I recently deployed a Django app to Heroku and uploaded some media files and everything seemed to work fine, until yesterday when i tried to access the application again and
My guess would be that something is off with your static files.
For example, you have
STATIC_ROOT = os.path.join(BASE_DIR, 'static/')
For my Heroku app, I have
STATICFILES_DIRS = (
os.path.join(BASE_DIR, 'static'),
)
Settings for static files is something that few people seem to really understand (including myself), but this blog post offers a pretty good explanation: http://blog.doismellburning.co.uk/2012/06/25/django-and-static-files/
Heroku dynos are of limited lifespan, and when they die and get replaced (which happens automatically) any files within them are lost, including any files you uploaded via Django.
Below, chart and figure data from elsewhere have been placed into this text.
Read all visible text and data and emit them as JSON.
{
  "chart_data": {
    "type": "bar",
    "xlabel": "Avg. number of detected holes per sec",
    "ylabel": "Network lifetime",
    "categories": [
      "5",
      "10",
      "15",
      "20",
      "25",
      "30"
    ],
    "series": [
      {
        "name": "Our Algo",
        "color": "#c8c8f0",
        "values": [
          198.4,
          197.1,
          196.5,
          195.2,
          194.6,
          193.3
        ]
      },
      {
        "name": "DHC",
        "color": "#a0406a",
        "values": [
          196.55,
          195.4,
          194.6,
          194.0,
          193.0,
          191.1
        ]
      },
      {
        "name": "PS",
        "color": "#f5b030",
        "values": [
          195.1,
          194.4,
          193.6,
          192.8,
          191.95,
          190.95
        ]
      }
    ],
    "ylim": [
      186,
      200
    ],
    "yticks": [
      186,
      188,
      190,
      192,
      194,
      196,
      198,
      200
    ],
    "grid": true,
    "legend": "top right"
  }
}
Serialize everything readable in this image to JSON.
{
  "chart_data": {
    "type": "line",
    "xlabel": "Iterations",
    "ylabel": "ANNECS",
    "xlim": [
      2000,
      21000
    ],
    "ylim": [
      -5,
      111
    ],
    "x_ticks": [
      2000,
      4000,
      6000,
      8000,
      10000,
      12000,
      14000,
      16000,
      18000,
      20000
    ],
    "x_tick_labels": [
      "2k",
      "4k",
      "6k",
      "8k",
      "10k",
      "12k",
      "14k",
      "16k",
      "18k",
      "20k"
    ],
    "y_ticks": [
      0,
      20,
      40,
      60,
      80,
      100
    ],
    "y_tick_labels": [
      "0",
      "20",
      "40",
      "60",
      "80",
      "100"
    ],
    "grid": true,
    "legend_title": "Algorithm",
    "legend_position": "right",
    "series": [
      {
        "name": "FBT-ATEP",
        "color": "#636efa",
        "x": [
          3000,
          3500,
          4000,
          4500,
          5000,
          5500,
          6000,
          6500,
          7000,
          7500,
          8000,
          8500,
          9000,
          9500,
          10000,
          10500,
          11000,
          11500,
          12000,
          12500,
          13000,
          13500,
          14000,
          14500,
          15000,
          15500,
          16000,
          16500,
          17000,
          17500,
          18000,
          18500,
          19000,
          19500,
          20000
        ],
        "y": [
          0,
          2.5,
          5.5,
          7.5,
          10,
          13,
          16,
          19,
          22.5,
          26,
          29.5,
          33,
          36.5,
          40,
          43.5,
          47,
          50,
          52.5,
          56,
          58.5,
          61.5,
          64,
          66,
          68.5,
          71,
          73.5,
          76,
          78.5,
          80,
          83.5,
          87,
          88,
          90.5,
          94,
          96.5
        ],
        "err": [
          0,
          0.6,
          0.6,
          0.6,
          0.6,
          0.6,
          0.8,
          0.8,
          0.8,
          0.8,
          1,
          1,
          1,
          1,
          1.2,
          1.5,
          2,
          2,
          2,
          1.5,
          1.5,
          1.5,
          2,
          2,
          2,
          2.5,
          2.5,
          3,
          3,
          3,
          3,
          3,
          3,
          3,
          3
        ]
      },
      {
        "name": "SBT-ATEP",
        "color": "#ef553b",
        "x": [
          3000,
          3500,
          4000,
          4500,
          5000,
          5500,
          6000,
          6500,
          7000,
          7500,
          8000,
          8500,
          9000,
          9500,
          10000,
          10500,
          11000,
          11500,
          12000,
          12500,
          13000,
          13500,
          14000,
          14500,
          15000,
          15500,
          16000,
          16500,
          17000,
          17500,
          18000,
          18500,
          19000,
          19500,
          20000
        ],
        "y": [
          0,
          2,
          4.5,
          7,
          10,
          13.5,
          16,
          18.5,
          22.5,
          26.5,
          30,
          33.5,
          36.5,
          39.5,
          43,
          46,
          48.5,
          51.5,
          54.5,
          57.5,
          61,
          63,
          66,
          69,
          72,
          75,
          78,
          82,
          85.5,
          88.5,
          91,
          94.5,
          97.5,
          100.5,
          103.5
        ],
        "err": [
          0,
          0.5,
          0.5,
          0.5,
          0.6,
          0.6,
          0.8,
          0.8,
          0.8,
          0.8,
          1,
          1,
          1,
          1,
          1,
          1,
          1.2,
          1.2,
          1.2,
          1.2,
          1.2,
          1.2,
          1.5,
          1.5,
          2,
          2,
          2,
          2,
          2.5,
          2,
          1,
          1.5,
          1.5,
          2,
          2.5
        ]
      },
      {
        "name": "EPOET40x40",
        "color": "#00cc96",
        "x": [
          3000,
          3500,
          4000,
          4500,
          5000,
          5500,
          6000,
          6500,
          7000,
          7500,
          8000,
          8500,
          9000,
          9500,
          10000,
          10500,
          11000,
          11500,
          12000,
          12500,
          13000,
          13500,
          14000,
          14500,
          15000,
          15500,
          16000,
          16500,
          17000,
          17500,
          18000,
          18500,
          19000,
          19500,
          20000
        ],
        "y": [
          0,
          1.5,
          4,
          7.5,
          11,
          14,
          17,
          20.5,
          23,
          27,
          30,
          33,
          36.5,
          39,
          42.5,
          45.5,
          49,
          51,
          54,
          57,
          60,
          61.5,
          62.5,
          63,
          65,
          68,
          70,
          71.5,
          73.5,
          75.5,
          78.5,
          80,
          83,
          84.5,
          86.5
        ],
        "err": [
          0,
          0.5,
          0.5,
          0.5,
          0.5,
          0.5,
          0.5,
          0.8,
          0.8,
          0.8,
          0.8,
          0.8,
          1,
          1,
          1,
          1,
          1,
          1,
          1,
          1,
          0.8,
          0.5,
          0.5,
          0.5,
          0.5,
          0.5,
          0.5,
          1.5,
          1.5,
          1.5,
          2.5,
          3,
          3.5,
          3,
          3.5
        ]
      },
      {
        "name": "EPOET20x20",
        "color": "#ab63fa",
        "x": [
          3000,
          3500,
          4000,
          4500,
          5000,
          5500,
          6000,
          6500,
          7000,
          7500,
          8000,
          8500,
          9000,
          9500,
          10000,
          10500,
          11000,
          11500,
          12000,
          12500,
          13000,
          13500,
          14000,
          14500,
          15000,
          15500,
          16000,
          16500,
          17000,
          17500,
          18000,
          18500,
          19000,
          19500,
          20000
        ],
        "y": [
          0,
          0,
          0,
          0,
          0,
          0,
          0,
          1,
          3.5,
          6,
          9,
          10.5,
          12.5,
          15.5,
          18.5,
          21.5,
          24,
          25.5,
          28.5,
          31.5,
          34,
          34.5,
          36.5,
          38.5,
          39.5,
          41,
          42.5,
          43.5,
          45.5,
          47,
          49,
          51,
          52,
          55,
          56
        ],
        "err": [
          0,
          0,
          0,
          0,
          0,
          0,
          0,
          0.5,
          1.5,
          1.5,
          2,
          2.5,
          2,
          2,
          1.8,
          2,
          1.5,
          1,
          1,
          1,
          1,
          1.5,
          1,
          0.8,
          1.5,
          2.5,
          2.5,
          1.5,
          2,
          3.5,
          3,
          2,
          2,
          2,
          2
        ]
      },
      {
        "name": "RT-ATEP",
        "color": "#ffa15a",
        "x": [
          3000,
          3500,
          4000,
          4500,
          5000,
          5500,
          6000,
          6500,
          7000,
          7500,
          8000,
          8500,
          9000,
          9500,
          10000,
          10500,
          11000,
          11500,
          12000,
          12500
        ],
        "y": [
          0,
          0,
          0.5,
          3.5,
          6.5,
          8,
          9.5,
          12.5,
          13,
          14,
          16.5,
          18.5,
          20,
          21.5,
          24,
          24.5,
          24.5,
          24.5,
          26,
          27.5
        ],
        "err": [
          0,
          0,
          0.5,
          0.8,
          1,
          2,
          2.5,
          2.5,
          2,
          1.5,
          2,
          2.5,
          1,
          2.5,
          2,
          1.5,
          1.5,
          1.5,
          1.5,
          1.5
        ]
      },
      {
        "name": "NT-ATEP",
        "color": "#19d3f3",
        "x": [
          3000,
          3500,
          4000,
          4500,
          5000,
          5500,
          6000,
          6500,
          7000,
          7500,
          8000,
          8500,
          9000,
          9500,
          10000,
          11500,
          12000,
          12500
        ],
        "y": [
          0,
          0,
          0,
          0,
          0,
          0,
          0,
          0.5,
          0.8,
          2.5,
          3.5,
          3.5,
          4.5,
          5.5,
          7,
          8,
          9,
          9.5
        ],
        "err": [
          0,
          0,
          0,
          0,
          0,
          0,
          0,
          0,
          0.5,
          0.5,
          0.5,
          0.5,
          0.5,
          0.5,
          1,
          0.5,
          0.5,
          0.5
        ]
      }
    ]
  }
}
What you want to do is to set up Django's media handling to put the files somewhere more permanent (which will also allow you to use multiple dynos at once, which is how Heroku tackles horizontal scaling). I tend to use Amazon S3 for this, so my configuration looks a little like:
AWS_STORAGE_BUCKET_NAME = "your_bucket"
DEFAULT_FILE_STORAGE = 'storages.backends.s3boto.S3BotoStorage'
MEDIA_URL = "https://%s.s3.amazonaws.com/" % os.environ['AWS_STORAGE_BUCKET_NAME']
MEDIA_ROOT = ''
AWS_ACCESS_KEY_ID = "your_access_key_id"
AWS_SECRET_ACCESS_KEY = "your_secret_access_key"
This is using django-storages and boto to provide a Django storage layer using Amazon S3.
Note that this "pass-through" access for S3 may be inappropriate depending on your application. There are some notes on working with S3 in Heroku's devcenter that may help.